If you're searching for Fasting treatment in Ithaca, participating in a clinical research study may provide access to innovative approaches under expert medical supervision. This study is actively recruiting participants in Ithaca and surrounding areas.

Clinical trials offer participants the opportunity to receive cutting-edge treatments while contributing to medical research that may help future patients with Fasting.
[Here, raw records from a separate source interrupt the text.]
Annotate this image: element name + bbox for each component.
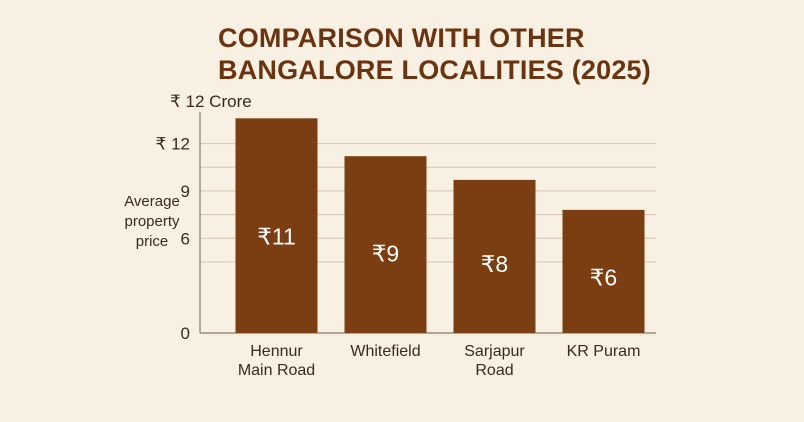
bar <box>562 209 645 333</box>
bar <box>235 118 318 333</box>
bar <box>344 156 427 333</box>
bar-value-label: ₹9 <box>372 240 399 266</box>
x-tick-label: Hennur <box>250 343 303 360</box>
y-tick-label: 6 <box>181 229 190 248</box>
bar-value-label: ₹6 <box>590 265 617 291</box>
chart-title-line-1: COMPARISON WITH OTHER <box>218 23 585 53</box>
chart-title: COMPARISON WITH OTHER BANGALORE LOCALITI… <box>218 22 651 86</box>
x-tick-label: Whitefield <box>350 343 420 360</box>
chart-title-line-2: BANGALORE LOCALITIES (2025) <box>218 55 651 85</box>
bar-value-label: ₹8 <box>481 251 508 277</box>
bar-value-label: ₹11 <box>257 223 296 249</box>
x-tick-label: Road <box>475 362 513 379</box>
y-axis-label-line-1: Average <box>124 193 180 210</box>
x-tick-label: KR Puram <box>567 343 641 360</box>
y-axis-label: Average property price <box>112 192 192 252</box>
y-axis-label-line-3: price <box>135 233 169 250</box>
x-tick-label: Main Road <box>238 362 315 379</box>
y-tick-label: 0 <box>181 324 190 343</box>
y-axis-label-line-2: property <box>124 213 180 230</box>
unit-label: ₹ 12 Crore <box>170 92 252 111</box>
x-tick-label: Sarjapur <box>464 343 525 360</box>
bar <box>453 179 536 333</box>
y-tick-label: ₹ 12 <box>156 135 190 154</box>
y-tick-label: 9 <box>181 182 190 201</box>
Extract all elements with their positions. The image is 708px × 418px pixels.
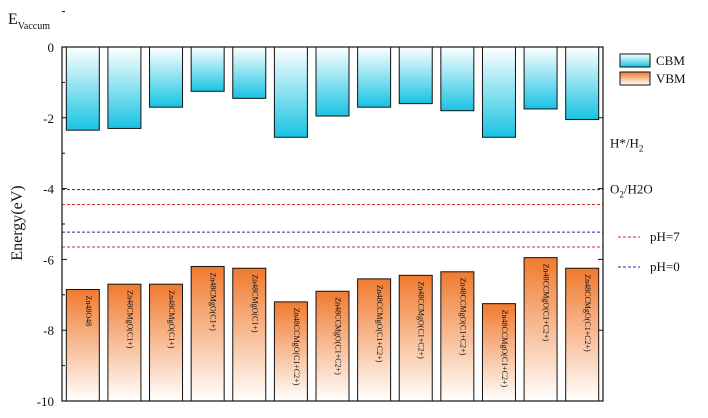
category-label: Zn48CMgO(C1+) [167,290,176,349]
vbm-bar [398,274,433,402]
y-tick-label: -6 [43,252,54,267]
y-axis-title: Energy(eV) [9,185,26,260]
vbm-bar [481,303,516,402]
category-label: Zn48CMgO(C1+) [125,290,134,349]
y-tick-label: -10 [37,394,54,409]
category-label: Zn48CCMgO(C1+C2+) [334,297,343,375]
y-tick-label: -8 [43,323,54,338]
cbm-bar [190,46,225,92]
legend-label: CBM [656,53,685,68]
cbm-bar [357,46,392,108]
ref-label-o-main: O [610,182,619,197]
vbm-bar [232,267,267,402]
cbm-bar [107,46,142,129]
vbm-bar [65,288,100,402]
y-tick-label: 0 [48,40,55,55]
cbm-bar [481,46,516,138]
vbm-bar [273,301,308,402]
category-label: Zn48CCMgO(C1+C2+) [542,264,551,342]
vbm-bar [190,265,225,402]
y-tick-label: -4 [43,182,54,197]
ref-label-o-tail: /H2O [624,182,653,197]
corner-label-main: E [8,11,18,28]
legend-label: VBM [656,71,686,86]
cbm-bar [523,46,558,110]
cbm-bar [440,46,475,112]
legend-swatch [619,53,651,68]
cbm-bar [232,46,267,99]
category-label: Zn48CCMgO(C1+C2+) [375,285,384,363]
y-tick-label: -2 [43,111,54,126]
category-label: Zn48CCMgO(C1+C2+) [583,274,592,352]
ref-label-h-main: H*/H [610,136,639,151]
ph-legend-label: pH=7 [650,229,680,244]
bars: Zn48O48 Zn48CMgO(C1+) Zn48CMgO(C1+) Zn48CMg… [65,46,600,402]
category-label: Zn48CMgO(C1+) [209,272,218,331]
category-label: Zn48CCMgO(C1+C2+) [500,310,509,388]
cbm-bar [273,46,308,138]
category-label: Zn48CCMgO(C1+C2+) [417,281,426,359]
cbm-bar [565,46,600,121]
category-label: Zn48O48 [84,295,93,326]
ref-label-h-sub: 2 [639,144,644,154]
category-label: Zn48CCMgO(C1+C2+) [292,308,301,386]
ref-label-o: O2/H2O [610,182,653,200]
category-label: Zn48CCMgO(C1+C2+) [458,278,467,356]
vbm-bar [357,278,392,402]
axes: 0 -2 -4 -6 -8 -10 [37,11,604,409]
cbm-bar [398,46,433,105]
cbm-bar [65,46,100,131]
ph-legend-label: pH=0 [650,259,680,274]
corner-label: EVaccum [8,11,50,32]
vbm-bar [107,283,142,402]
vbm-bar [523,257,558,402]
reference-lines [62,189,603,248]
ref-label-h: H*/H2 [610,136,643,154]
vbm-bar [440,271,475,402]
corner-label-sub: Vaccum [18,21,50,32]
legend-swatch [619,71,651,86]
ref-label-o-sub: 2 [619,190,624,200]
vbm-bar [315,290,350,402]
cbm-bar [315,46,350,117]
vbm-bar [565,267,600,402]
cbm-bar [149,46,184,108]
legend: CBM VBM pH=7 pH=0 [618,53,686,274]
category-label: Zn48CMgO(C1+) [250,274,259,333]
vbm-bar [149,283,184,402]
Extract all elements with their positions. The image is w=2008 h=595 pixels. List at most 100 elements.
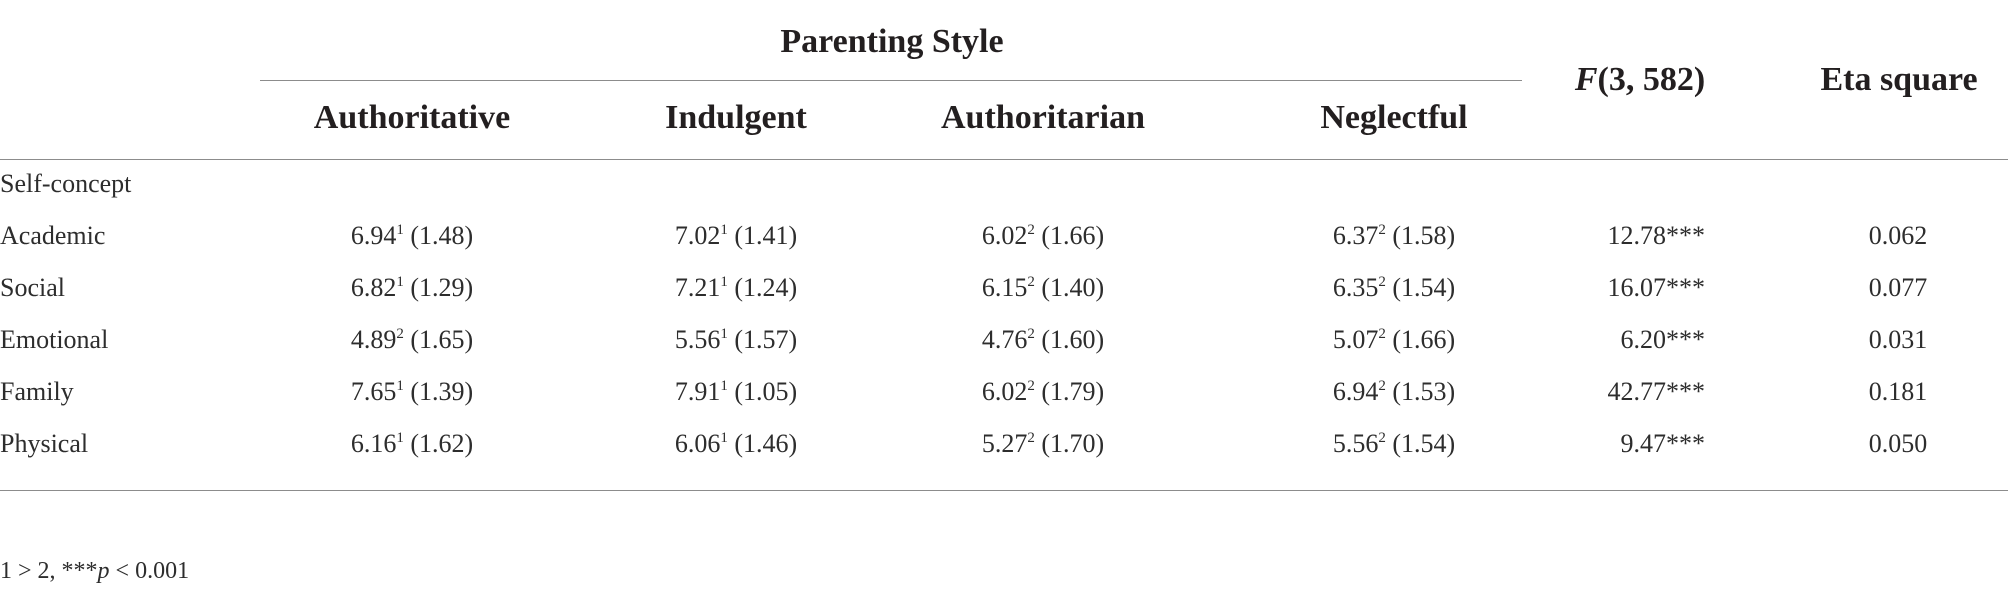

All study-related care is provided at no cost to participants.

Local Sites
1 locations in New York
Now Enrolling
Up to 28 participants
Quick Start
Screening available now

Why Consider a Clinical Trial for Fasting?

Potential Benefits

  • Access to new treatment approaches before public availability
  • Close monitoring by experienced medical professionals
  • Study-related care provided at no cost
  • Contribute to medical research for Fasting

What to Expect

  • Initial screening to determine eligibility
  • Regular check-ups and monitoring visits
  • Possible compensation for time and travel
  • You can withdraw at any time

Frequently Asked Questions About This Fasting Study

Important Clinical Trial Information

This information is provided for educational purposes and does not constitute medical advice. Clinical trial participation involves potential risks and benefits. Eligibility requirements apply and will be assessed during the screening process.

Study identifier: NCT07527208. For complete study details, visit ClinicalTrials.gov. Always consult with your healthcare provider before making decisions about your medical care or participating in clinical research.